Beam team,
I’m currently making use of the Beam Go SDK to construct a pipeline for
creating and inserting large text data files into GCS.
The pipeline is relatively simple; prepare a bracket of source data, transform
it into fleshed out data sets, write to GCS with the textio package.
func main() {
flag.Parse()
ctx := context.Background()
beam.Init()
p := beam.NewPipeline()
s := p.Root()
// Get a PCollection of account numbers
accNumCol := beam.CreateList(s, makeRange(*accountStart, *accountEnd))
// Transform the PCollection of account numbers into a collection of strings
that each represent a group of account data
accountCol := beam.ParDo(s, accountNumToAccountWithRows, accNumCol)

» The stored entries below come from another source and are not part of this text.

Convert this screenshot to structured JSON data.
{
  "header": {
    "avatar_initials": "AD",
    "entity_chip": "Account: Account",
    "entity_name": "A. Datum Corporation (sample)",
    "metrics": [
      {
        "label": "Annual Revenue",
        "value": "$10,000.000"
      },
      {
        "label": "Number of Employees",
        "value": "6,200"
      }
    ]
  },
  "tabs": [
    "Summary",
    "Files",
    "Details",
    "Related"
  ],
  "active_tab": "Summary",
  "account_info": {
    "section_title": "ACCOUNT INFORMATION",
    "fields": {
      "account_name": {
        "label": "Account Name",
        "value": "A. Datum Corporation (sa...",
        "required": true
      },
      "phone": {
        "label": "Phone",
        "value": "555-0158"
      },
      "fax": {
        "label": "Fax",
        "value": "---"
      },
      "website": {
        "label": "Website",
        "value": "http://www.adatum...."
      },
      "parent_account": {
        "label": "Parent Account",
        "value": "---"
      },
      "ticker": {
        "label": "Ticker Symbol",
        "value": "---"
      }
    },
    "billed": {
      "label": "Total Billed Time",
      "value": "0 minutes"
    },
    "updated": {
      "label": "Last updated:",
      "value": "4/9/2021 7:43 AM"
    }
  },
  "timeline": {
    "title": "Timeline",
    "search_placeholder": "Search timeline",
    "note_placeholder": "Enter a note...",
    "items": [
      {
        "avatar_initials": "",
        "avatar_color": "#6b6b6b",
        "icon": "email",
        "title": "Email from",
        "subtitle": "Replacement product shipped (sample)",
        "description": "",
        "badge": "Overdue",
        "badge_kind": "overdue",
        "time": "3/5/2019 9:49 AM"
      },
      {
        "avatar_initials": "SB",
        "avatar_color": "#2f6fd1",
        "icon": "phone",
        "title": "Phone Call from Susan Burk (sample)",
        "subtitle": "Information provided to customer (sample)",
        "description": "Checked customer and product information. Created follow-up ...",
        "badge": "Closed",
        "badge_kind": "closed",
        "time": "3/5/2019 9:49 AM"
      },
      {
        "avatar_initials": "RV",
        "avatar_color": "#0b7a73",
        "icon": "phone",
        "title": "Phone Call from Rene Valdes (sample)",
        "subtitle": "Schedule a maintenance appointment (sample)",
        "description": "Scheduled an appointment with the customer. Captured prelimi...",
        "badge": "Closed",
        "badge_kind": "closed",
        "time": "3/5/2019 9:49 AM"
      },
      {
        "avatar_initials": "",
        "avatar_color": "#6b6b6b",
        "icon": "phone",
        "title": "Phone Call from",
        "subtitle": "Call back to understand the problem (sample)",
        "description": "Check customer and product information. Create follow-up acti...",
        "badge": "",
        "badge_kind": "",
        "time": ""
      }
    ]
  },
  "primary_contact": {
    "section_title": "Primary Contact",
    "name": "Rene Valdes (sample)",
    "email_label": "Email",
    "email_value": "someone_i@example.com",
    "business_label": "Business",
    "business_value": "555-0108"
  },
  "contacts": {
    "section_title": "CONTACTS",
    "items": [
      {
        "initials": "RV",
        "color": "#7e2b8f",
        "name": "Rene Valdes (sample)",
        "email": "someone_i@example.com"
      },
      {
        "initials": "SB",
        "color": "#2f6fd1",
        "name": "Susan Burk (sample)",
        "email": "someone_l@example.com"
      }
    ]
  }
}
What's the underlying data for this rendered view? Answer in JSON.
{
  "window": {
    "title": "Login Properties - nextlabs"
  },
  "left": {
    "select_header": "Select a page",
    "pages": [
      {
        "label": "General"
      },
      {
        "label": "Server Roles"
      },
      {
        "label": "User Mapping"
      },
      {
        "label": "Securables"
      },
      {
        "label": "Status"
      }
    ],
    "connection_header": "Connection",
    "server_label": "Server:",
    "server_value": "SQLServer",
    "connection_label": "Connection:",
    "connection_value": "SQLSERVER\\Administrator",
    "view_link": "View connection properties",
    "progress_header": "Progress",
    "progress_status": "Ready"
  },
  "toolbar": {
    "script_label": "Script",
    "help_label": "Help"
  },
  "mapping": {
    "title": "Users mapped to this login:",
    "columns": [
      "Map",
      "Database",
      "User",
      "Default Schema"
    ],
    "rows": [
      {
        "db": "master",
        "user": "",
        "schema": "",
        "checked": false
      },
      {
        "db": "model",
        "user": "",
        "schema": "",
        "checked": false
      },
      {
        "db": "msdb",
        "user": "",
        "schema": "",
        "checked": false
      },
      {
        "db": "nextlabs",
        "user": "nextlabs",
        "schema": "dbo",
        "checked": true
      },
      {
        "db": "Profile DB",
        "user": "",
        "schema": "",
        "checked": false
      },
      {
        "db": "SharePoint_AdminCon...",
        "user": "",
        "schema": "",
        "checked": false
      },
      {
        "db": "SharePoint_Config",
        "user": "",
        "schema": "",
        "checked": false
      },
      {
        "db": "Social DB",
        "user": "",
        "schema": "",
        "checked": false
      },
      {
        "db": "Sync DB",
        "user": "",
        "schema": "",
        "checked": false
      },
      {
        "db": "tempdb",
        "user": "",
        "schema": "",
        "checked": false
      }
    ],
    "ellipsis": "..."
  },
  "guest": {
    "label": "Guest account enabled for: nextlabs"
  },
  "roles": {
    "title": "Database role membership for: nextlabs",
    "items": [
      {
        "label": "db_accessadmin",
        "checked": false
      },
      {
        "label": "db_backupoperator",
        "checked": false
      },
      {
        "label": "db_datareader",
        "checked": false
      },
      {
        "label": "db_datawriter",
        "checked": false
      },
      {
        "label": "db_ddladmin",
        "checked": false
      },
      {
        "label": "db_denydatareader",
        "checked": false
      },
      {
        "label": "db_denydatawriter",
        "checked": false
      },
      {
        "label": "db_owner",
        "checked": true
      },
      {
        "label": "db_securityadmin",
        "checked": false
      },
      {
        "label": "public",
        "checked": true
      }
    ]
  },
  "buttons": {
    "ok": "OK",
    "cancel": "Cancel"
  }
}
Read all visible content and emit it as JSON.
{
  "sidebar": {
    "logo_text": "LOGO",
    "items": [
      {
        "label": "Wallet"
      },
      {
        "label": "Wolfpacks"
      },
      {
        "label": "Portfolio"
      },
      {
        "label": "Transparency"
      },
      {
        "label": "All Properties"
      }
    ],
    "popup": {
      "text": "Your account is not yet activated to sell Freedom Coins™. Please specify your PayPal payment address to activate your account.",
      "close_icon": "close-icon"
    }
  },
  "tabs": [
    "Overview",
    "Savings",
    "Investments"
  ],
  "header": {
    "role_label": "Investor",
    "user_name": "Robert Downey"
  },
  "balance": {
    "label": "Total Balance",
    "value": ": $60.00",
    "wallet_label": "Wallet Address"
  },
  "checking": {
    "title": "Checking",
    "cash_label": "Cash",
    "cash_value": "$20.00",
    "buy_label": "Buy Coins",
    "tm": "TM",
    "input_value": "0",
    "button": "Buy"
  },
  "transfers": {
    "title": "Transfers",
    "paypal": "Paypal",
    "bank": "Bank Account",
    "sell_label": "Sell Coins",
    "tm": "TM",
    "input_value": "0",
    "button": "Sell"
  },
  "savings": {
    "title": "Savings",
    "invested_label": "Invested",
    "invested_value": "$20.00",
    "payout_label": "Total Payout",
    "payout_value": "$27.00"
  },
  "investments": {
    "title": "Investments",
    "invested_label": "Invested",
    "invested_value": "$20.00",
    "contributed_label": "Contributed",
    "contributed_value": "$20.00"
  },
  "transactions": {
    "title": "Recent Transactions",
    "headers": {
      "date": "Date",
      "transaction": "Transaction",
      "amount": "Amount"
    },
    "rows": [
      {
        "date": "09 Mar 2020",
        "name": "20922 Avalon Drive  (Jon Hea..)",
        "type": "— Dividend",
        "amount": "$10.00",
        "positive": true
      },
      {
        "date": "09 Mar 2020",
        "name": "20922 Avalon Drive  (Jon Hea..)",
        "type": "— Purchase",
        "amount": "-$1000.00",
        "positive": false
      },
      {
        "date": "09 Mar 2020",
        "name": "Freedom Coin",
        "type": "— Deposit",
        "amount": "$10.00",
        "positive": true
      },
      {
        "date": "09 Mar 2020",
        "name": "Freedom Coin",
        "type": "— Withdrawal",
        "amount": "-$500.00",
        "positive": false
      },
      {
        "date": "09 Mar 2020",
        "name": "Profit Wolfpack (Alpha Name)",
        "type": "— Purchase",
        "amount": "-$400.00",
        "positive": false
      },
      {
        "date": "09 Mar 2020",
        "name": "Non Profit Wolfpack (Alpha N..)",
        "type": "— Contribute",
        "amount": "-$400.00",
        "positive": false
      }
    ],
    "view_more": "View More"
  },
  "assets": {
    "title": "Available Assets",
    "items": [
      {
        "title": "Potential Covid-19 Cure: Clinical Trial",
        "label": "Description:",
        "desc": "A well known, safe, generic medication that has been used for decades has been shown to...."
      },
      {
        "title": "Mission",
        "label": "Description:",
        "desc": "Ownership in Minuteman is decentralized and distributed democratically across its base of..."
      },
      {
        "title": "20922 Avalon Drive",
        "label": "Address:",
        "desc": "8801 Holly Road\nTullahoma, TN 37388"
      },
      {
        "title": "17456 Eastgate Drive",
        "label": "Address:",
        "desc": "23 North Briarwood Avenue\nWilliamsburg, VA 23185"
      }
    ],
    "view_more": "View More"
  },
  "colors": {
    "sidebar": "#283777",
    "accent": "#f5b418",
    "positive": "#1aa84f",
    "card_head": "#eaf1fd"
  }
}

// Write all account blocks to a single file in GCS
textio.Write(s, fmt.Sprintf("gs://files/CC%d-ACC%d.txt", *accountStart,
*accountEnd), accountCol)
if err := beamx.Run(context.Background(), p); err != nil {
log.Exitf(ctx, "Failed to execute job: %v", err)
}
}
Currently, for smaller files (e.g, 13MB or 30,000 lines of text) we are not
experiencing any issues with the pipeline when executed in Dataflow. When
preparing larger datasets that would generate medium sized files of approx.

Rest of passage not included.